College Life is a required course at Jones College and has been since 2013.  In 2022, a volunteerism component was added to the course curriculum with the goal of helping students become more actively involved in their communities.

In the spring semester of 2023, 353 students participated in a community service project which made up a total of 4,117 hours.

In order to successfully complete the College Life course, students now must complete 10 hours of community service.  Through these projects students discover that volunteering builds strong relationships and can also boost self esteem and help build leadership skills. 

“We do consider it a success,” said Dr. Kisha Jones, the creator of College Life. “We know that often when people think about community service, they think about it as a punishment. We want students to think of it as giving back to their communities and how they can help someone else.”

Pablo Lopez, a Jones student majoring in finance and accounting, said that when he was given the community service project assignment, he wanted to help an orphanage and found a local one on the internet. It was made up of a husband and wife team who homeschooled and oversaw five boys. Lopez called and talked to the couple to get more information.

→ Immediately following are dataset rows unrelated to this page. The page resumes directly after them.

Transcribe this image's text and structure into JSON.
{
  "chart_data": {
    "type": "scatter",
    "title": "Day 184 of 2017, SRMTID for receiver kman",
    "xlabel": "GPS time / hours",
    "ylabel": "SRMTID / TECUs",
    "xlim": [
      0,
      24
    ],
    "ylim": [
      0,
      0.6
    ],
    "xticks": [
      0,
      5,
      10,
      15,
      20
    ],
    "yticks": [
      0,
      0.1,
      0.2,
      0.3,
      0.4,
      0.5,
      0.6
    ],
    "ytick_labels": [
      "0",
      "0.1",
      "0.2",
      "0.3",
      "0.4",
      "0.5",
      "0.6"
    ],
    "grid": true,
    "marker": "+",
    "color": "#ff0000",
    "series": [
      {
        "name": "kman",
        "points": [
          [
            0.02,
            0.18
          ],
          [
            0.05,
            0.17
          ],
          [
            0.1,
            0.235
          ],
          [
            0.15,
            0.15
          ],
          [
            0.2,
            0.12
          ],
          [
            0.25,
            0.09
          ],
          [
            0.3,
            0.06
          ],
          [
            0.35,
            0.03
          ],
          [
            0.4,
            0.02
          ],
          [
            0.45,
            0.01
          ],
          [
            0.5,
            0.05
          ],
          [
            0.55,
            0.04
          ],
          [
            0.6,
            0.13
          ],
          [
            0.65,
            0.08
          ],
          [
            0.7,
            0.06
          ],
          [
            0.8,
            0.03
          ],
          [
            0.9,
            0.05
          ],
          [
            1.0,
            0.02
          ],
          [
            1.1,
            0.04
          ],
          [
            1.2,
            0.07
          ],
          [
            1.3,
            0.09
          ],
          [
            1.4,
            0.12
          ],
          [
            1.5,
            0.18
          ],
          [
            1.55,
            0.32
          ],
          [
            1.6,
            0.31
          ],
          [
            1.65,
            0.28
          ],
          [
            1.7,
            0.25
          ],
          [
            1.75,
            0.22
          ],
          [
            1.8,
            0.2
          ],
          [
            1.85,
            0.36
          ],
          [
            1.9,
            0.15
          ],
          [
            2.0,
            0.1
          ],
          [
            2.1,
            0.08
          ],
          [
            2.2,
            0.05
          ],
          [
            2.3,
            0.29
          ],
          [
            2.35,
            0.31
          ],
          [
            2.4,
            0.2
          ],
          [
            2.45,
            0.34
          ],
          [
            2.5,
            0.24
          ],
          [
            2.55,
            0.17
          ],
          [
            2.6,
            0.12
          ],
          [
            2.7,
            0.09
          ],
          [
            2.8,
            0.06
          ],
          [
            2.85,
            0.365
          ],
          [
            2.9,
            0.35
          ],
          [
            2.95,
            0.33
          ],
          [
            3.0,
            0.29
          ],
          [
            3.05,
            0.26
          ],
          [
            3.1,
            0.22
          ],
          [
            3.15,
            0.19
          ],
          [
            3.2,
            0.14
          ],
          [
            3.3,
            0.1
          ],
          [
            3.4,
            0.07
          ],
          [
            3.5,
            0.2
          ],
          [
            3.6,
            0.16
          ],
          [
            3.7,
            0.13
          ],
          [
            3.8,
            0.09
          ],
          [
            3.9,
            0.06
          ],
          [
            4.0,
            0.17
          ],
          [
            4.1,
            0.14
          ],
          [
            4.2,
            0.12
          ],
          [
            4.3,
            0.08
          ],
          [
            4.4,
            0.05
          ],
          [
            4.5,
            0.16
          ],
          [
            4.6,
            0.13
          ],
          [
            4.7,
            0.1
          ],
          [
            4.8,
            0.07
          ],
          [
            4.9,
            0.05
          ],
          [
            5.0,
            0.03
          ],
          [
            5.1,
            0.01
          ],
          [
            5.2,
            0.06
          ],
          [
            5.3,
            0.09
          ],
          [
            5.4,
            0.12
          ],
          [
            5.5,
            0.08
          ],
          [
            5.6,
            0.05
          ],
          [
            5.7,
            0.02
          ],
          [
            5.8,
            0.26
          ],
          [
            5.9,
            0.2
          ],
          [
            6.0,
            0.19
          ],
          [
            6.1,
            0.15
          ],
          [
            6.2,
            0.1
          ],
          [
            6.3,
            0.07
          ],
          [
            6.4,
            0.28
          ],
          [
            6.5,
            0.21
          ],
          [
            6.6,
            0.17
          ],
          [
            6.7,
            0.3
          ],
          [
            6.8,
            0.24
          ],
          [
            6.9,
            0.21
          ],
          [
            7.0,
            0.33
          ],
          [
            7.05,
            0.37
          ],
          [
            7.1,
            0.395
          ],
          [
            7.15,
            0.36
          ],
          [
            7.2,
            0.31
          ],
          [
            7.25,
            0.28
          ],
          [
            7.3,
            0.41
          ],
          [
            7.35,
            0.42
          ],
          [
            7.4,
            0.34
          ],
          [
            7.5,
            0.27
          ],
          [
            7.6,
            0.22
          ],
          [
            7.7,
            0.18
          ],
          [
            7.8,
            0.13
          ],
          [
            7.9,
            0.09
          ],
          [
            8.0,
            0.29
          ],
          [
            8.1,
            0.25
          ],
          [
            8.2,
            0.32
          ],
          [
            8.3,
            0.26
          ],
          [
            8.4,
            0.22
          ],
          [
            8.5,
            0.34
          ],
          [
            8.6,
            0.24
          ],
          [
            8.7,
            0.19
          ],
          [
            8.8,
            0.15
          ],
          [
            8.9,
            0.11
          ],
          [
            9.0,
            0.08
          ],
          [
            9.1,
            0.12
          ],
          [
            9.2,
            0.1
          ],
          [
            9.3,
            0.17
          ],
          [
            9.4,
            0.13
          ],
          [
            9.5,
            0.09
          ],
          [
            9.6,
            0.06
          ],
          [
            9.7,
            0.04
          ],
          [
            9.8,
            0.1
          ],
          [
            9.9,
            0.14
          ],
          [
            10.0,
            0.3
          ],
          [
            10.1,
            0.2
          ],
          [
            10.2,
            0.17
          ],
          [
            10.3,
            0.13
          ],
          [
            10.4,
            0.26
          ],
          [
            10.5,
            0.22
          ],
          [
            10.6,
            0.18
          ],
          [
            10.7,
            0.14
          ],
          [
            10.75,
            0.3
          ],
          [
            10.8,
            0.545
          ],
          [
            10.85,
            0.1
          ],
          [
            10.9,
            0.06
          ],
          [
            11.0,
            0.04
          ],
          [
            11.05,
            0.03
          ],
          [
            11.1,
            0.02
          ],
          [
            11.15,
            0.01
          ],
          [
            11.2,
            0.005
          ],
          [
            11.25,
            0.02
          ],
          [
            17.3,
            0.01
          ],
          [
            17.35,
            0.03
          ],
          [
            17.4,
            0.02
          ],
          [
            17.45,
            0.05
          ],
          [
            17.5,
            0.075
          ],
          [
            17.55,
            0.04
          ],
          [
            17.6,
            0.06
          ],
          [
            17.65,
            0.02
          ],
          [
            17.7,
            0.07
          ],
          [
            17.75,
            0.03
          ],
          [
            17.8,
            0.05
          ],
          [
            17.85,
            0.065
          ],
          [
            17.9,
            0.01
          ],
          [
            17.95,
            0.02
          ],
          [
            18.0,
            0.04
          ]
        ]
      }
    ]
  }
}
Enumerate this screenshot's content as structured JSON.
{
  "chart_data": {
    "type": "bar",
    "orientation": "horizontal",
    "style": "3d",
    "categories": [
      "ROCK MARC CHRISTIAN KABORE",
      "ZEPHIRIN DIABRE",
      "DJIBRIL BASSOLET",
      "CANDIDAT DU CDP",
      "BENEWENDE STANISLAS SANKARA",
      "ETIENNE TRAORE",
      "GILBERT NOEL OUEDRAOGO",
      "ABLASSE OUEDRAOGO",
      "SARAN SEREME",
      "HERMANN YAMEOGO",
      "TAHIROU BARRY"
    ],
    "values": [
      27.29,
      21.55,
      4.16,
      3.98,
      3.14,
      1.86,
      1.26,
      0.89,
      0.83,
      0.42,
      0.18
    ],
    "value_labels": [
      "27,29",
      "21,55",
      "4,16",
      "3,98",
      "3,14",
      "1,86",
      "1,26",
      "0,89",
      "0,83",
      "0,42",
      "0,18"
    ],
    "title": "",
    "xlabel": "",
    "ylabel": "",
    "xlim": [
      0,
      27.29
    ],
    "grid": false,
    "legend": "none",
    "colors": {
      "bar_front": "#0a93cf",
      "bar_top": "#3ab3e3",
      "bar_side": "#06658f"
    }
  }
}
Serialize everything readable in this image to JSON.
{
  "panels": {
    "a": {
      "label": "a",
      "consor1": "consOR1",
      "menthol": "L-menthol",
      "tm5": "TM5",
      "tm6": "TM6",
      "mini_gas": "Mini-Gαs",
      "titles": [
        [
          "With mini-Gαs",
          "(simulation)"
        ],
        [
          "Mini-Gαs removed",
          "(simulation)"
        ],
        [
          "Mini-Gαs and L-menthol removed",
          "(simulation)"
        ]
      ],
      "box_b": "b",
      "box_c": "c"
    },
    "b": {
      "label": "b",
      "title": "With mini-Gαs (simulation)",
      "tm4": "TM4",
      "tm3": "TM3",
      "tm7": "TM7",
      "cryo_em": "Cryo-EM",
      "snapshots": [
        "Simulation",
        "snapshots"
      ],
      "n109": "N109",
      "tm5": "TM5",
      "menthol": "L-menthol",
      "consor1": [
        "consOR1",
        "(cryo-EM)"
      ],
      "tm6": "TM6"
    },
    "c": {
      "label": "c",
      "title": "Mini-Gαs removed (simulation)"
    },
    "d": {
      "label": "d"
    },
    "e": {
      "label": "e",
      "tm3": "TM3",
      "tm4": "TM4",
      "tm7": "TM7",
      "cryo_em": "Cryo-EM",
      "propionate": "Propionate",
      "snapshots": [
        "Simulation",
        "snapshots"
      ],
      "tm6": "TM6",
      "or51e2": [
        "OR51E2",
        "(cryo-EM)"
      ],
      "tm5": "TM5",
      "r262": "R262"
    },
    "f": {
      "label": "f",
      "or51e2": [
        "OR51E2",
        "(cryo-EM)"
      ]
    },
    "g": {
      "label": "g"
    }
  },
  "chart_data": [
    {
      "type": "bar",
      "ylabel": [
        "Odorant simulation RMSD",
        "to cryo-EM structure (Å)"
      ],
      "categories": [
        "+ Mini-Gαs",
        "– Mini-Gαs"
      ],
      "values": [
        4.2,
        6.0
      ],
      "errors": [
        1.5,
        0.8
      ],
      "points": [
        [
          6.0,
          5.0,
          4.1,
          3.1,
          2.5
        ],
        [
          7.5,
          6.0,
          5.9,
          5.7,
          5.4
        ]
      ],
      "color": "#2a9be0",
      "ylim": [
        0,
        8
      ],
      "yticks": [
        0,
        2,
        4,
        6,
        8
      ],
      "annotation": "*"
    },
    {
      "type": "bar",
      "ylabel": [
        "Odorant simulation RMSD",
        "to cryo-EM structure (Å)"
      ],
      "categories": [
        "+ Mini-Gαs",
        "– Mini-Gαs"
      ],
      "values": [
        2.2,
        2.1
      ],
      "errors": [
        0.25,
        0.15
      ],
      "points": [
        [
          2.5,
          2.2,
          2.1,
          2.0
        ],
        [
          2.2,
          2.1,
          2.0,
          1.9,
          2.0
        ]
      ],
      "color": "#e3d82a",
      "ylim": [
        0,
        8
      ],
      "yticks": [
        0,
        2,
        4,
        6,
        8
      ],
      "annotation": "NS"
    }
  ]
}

Lopez, originally from Guatemala, lives in Waynesboro, where he attends a Hispanic church, but since he lives in the dorm and cannot always go home, he attends Wednesday nights at the Seventh Day Adventist Church in Laurel. Lopez and the youth from his church visited the orphanage and had a game night with the boys. They could see how the boys did not have many other children to connect with, so the boys were very happy to have them there.

“The parents had said the boys were shy, but as the night unfolded, they came out of their shell,” Lopez said. “By the end of the night, it was like we had known them for years.”

Lopez said that he created a connection with the boys when visiting, and afterward, his church wanted to do something for them. They had an Adopt A Kid drive with five boxes, and they filled them with clothes, video games and other items the boys wanted.

“The people from my church were very friendly and optimistic,” he said. “I have to thank them because without them, it wouldn’t have been the same experience.”

Through his project, Lopez did so much more than just satisfy the requirements of his College Life course. He built lasting relationships and fulfilled a lifelong dream of helping children in need.

 “It wasn’t a school project anymore,” said Lopez. “It was a goal for me to make a difference.”

Lopez’s College Life instructor, John Stockstill, told his students that he wanted them to create a project that would last.

“I saw the project didn’t end,” said Lopez, who plans to continue working with the boys. He explained that the project spoke for itself and inspired others to do more.

Lopez’s story reiterates what Dr. Jones says about the importance of volunteering.

“Research shows that when we are helping other people and doing community service, we are actually helping ourselves,” said Dr. Jones. “We are building self confidence, social networks, and we are learning to work with other people.”